While you can embed capacitors, resistors, and microcontrollers inside a stack of PCB, there are limitations. First and foremost, the Rangemaster clone circuit calls for 47 μF capacitors. This value is much too large for small SMD caps, and the (physically) smallest caps I can find with this value are on the order of 10mm thick. Unless you want a circuit board that's half an inch thick, these caps are far too large. The workaround for this problem is to add many caps in parallel.
This leads to another problem. The original circuit used electrolytic capacitors, not small ceramic capacitors. Because I’m using arrays of ceramic caps, the actual capacitance is less than the sum of all the capacitance in the array. MLCC capacitors should be derated when biased (as they are when using them as a bypass cap), and the capacitor I ‘constructed’ does not have the correct value in the circuit. Yes, the capacitance of ceramic capacitors is dependent on their voltage, but you can aaay yolo around this by simply adding even more capacitors.
Additionally, no project that uses this technique will be able to use large parts. If you have a project with a small boost power supply, you probably have a relatively large inductor. Inductors of a sufficient rating for a beefy power supply will be too tall to embed into a single layer of FR4. The same is true for components handling high power, as they’re usually physically large and must dissipate heat, the latter being a problem for a component that is effectively trapped inside a fiberglass box.
Despite the problems, this is an interesting technique of PCB fabrication. Combined with the dropping prices of custom-made PCBs — the boards for this entire project cost less than $15 USD total — I would expect to see many PCB artisans picking up this technique.

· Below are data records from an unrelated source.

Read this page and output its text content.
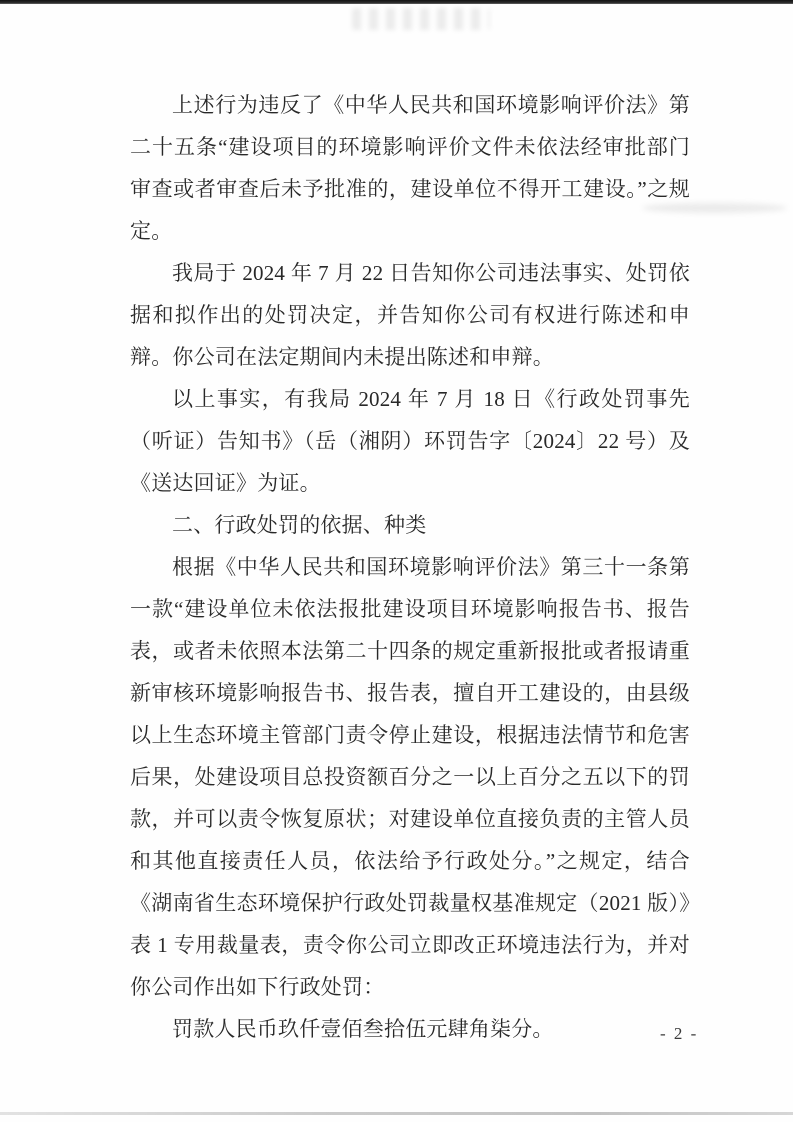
上述行为违反了《中华人民共和国环境影响评价法》第二十五条“建设项目的环境影响评价文件未依法经审批部门审查或者审查后未予批准的，建设单位不得开工建设。”之规定。

我局于 2024 年 7 月 22 日告知你公司违法事实、处罚依据和拟作出的处罚决定，并告知你公司有权进行陈述和申辩。你公司在法定期间内未提出陈述和申辩。

以上事实，有我局 2024 年 7 月 18 日《行政处罚事先（听证）告知书》（岳（湘阴）环罚告字〔2024〕22 号）及《送达回证》为证。

二、行政处罚的依据、种类

根据《中华人民共和国环境影响评价法》第三十一条第一款“建设单位未依法报批建设项目环境影响报告书、报告表，或者未依照本法第二十四条的规定重新报批或者报请重新审核环境影响报告书、报告表，擅自开工建设的，由县级以上生态环境主管部门责令停止建设，根据违法情节和危害后果，处建设项目总投资额百分之一以上百分之五以下的罚款，并可以责令恢复原状；对建设单位直接负责的主管人员和其他直接责任人员，依法给予行政处分。”之规定，结合《湖南省生态环境保护行政处罚裁量权基准规定（2021 版）》表 1 专用裁量表，责令你公司立即改正环境违法行为，并对你公司作出如下行政处罚：

罚款人民币玖仟壹佰叁拾伍元肆角柒分。	- 2 -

This project was just a demonstration of what is possible with Oreo construction, but given the huge advancements in artistic PCBs, this is in no way the limit of what is possible. Given we’re now in the golden age of reverse-mount LEDs, it's possible to encapsulate the driver and the LEDs of a gigantic matrix inside fiberglass. With Oreo construction, an entire PCB could be just a brick of fiberglass when it's off, and a glowing rectangle when it's on.
If you’re wondering what this Oreo construction guitar pedal sounds like, well, it's a Rangemaster treble booster. Brian May's guitar work for Queen would be the most popular example, but Brian May is a little too unique to really get a sense of what this sounds like. A better example would be Tony Iommi of Black Sabbath, something from the first two Zeppelin albums, or Clapton on the Blues Breakers album. That's a lot of sonic territory, but this is a better demo of a Rangemaster than anything I could produce. In any event, but the entire idea behind this was to build the simplest circuit possible inside a PCB, not to do anything fancy. A Rangemaster is one transistor, so that's what I built.